This is my neighbor and friend. When I first met him, I called him “Fella.”
Early in the morning or for a post-dinner stroll, I would saunter down to his corral, ripping up the lighter, fresher grass on the outside of the fence for him, relishing in his nibbling lips and velvet nose in my palm.
As nights continued, I started to pet his shoulder and admire his trembling muscles, noting their strength, stunned by his grandeur, inching closer and closer to him, pressing carefully around the barbed wire fence. One day he rested his head, just for a moment on top of mine. The sheer magnificence of an animal’s allowance spiraled down my spine. After the grandness of his gesture, I excitedly turned towards him, and he sheepishly or stoically turned away.
As days progressed, I would recount my events or my quandaries to him. When my sister was in labor, it was to Fella I ran to seek solace and ask for peace. Sometimes he would turn his head, so I could reach his ears. Sometimes he would just stare into my eyes, silencing my doubts. I fed him carrots, or kale - even fennel for his breath – but mostly carrots. He was so pleased with his carrots, and I with him that one meeting I kissed the white paint-stroke between his eyes. We were both a little shocked, but neither receded.

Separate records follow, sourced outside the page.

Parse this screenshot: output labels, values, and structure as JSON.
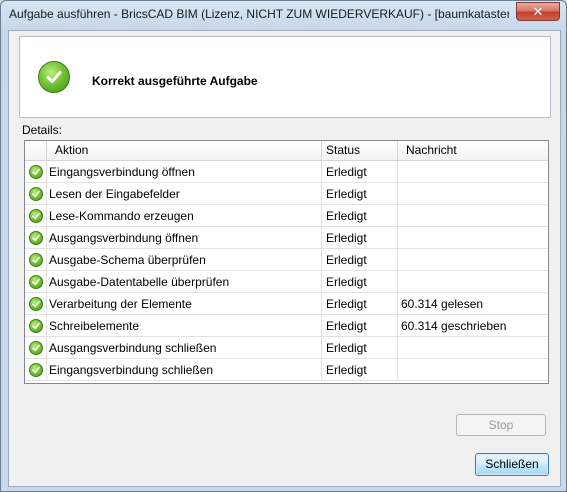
{
  "window": {
    "title": "Aufgabe ausführen - BricsCAD BIM (Lizenz, NICHT ZUM WIEDERVERKAUF) - [baumkataster_l...",
    "close_label": "✕"
  },
  "header": {
    "status_text": "Korrekt ausgeführte Aufgabe",
    "status_icon": "success-check-icon",
    "status_color": "#5cb82a"
  },
  "details": {
    "label": "Details:",
    "columns": [
      "",
      "Aktion",
      "Status",
      "Nachricht"
    ],
    "rows": [
      {
        "action": "Eingangsverbindung öffnen",
        "status": "Erledigt",
        "message": ""
      },
      {
        "action": "Lesen der Eingabefelder",
        "status": "Erledigt",
        "message": ""
      },
      {
        "action": "Lese-Kommando erzeugen",
        "status": "Erledigt",
        "message": ""
      },
      {
        "action": "Ausgangsverbindung öffnen",
        "status": "Erledigt",
        "message": ""
      },
      {
        "action": "Ausgabe-Schema überprüfen",
        "status": "Erledigt",
        "message": ""
      },
      {
        "action": "Ausgabe-Datentabelle überprüfen",
        "status": "Erledigt",
        "message": ""
      },
      {
        "action": "Verarbeitung der Elemente",
        "status": "Erledigt",
        "message": "60.314 gelesen"
      },
      {
        "action": "Schreibelemente",
        "status": "Erledigt",
        "message": "60.314 geschrieben"
      },
      {
        "action": "Ausgangsverbindung schließen",
        "status": "Erledigt",
        "message": ""
      },
      {
        "action": "Eingangsverbindung schließen",
        "status": "Erledigt",
        "message": ""
      }
    ]
  },
  "buttons": {
    "stop_label": "Stop",
    "close_label": "Schließen"
  }
}
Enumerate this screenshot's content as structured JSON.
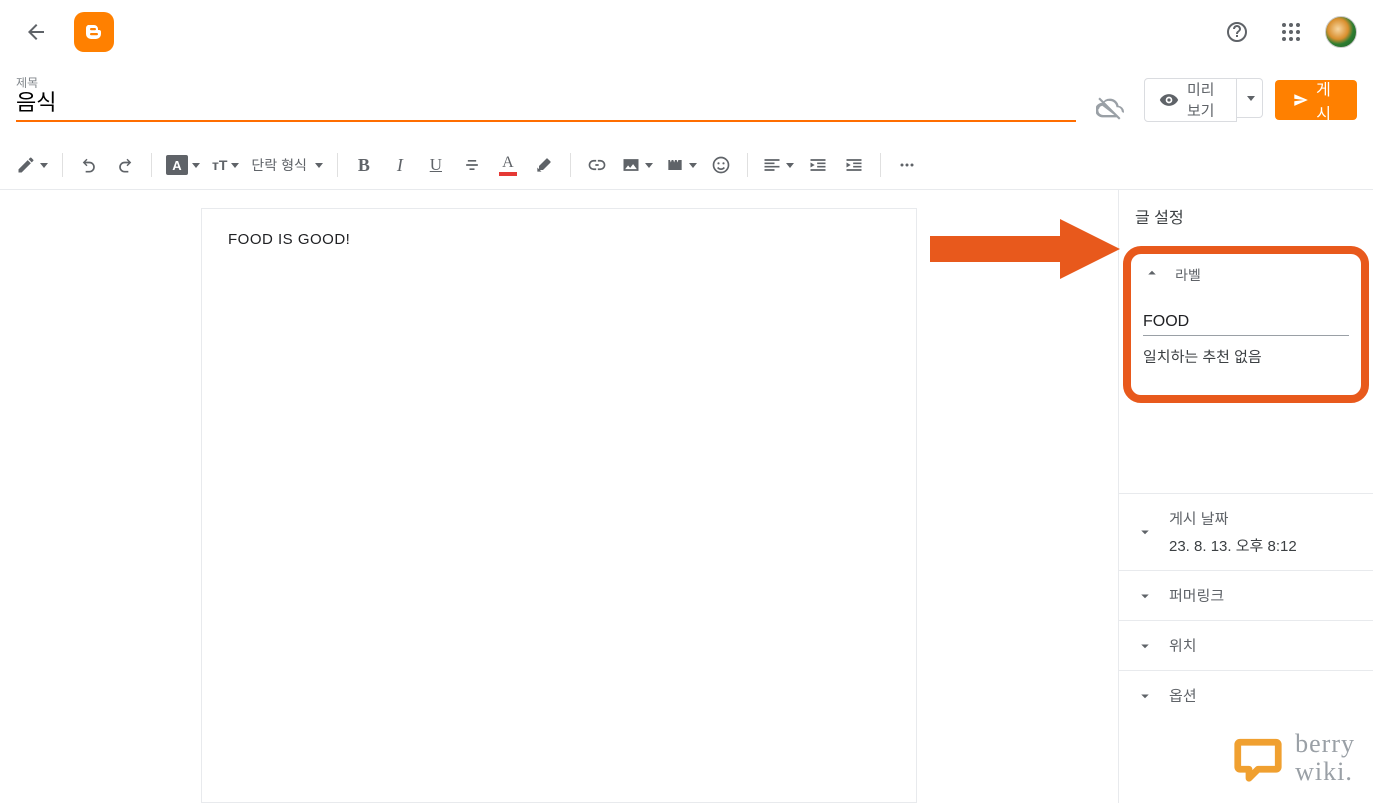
{
  "header": {
    "title_label": "제목",
    "title_value": "음식",
    "preview_label": "미리보기",
    "publish_label": "게시"
  },
  "toolbar": {
    "paragraph_format": "단락 형식",
    "text_bg_glyph": "A",
    "font_size_glyph": "ᴛT",
    "bold": "B",
    "italic": "I",
    "underline": "U",
    "text_color_glyph": "A"
  },
  "editor": {
    "content": "FOOD IS GOOD!"
  },
  "sidebar": {
    "title": "글 설정",
    "labels_section": {
      "header": "라벨",
      "input_value": "FOOD",
      "nomatch": "일치하는 추천 없음"
    },
    "panels": {
      "publish_date_label": "게시 날짜",
      "publish_date_value": "23. 8. 13. 오후 8:12",
      "permalink": "퍼머링크",
      "location": "위치",
      "options": "옵션"
    }
  },
  "watermark": {
    "line1": "berry",
    "line2": "wiki."
  }
}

I have ridden horses, maybe a dozen times in my life. I have no training in being with them, what to do what not to do. Once when Fella’s lips moved a little too forcefully, I quickly pulled my hands away. He brought his nose even closer, right to my hand, mimicking the same movement, but with the lightness of a feather. I was humbled and touched and learning.
The more enamored I became, the less I feared his strength. On a particularly sunny afternoon I strolled with carrots in hand to an empty corral. My eyes searched the horizon and I noticed a horse, tethered in a tall grassy field across the street. I walked cautiously and called, “Hey handsome,” and he turned. It was Fella.
Picking up my pace, I made my way over; he too turned and began strutting towards me. We were a few feet apart in a field; me free, he with yards and yards of thin rope, ending upon a metal stake. Fear snapped and flooded my system. He, all muscles and hooves, was free: the rope a facade of safety. My heart pounded. If I turned, he had enough room to catch me; if I made an insulting move, he had room to strike me. The illusion of equality that the protection of the corral had afforded me was gone – and I was scared. And ashamed.
Fella, sensing, stopped and lowered his head to the ground.
I could hear my breath and feel his soft exhale. Me, the free, intelligent one, standing still. He tethered, willing to relinquish what little freedom he had, head bowed.
“I’m so sorry,” slipped out. My not as steady hand, held out a carrot, as he slowly lifted his head, meeting my eyes, nibbling.
“I think, I think,” I offered, my breathing ever so slowly returning to normal. My focus – a heart exhale. “I think I should call you Prince.”
Prince shifted his weight, accepting a second carrot. I could still feel my heart pound, but I intended a request to him to accept my fear, to know that I respected him, to show me how.
How often do we endeavor into our own adventures, so proud of our accomplishments that we do not realize the humble hands that lift us? The arms of mothers, the shoulders of fathers, the hands of teachers, the silence of beloveds, the bones of animals, allowing us to stand strong while they bow.
I moved closer to Prince when he finished his carrots, stroking his long, long neck, massaging around his scapula, scratching his ear, and patting his cheek. He wrapped his neck around my midriff, ear pressing into the small of my back, and I was full - stunned to be loved so regally.
"We come nearest to great when when we are great in humility."